Before the 1930s, commercial pilots wore clothing derived from the attire used by military pilots during the war, consisting of a leather jacket, a scarf to protect the neck, loose trousers, and a soft leather helmet.
This changed in the 1930s when Pan Am (Pan American World Airways) decided, for the sake of their passengers, to dress their pilots in formal outfits inspired by the naval forces. One of the reasons was that at that time Pan Am operated transatlantic flights on the Boeing 314 aircraft, known as flying boats. Pilots therefore began to wear black trousers, a blazer with rank designation on the lower sleeves, an officer-style cap, and a gold or silver insignia with their name – much like naval officers.
This change instantly became a huge success, as the passengers felt much safer and trusted their pilots more. Uniforms therefore also help to establish the pilots’ sense of authority among the public. As air travel expanded, pilot uniforms became standardised and today they are widely used in the aviation industry.

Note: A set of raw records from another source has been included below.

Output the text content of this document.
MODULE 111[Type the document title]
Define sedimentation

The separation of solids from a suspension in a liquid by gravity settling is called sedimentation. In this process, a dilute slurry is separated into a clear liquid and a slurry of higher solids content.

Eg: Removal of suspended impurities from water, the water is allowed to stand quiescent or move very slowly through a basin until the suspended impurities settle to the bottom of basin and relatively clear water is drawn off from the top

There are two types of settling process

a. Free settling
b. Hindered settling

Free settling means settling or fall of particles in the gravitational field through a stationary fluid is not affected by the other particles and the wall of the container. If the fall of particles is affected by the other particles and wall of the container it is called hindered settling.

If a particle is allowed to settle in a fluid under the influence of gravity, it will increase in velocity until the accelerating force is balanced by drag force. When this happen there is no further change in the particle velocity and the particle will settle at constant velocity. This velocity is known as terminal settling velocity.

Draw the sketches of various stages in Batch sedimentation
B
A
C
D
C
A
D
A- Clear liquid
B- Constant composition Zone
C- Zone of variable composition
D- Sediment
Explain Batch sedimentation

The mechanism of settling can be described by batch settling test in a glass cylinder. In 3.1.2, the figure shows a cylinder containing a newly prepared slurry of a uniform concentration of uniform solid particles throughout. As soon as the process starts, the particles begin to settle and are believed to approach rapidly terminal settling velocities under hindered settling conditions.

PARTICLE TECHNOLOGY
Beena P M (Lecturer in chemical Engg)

Rank designation: What is the pilot shoulder stripes meaning?
In order to distinguish their ranks, pilots wear epaulets. However, the designation is not always consistent and may vary in different flight schools and airlines.
Below you will find several examples of typical rank designation:
- One stripe – flight school trainee pilot
- Two stripes – flight school trainee pilot, airline trainee pilot (Second Officer)
- Three stripes – First Officer, Senior First Officer
- Four stripes – Captain, flight school instructor
The stripes may be silver (such as in British Airways, Norwegian) or gold (such us in Ryanair, Emirates). The colour does not indicate rank in any way – it is up to the individual airline or flight schools to choose the colour.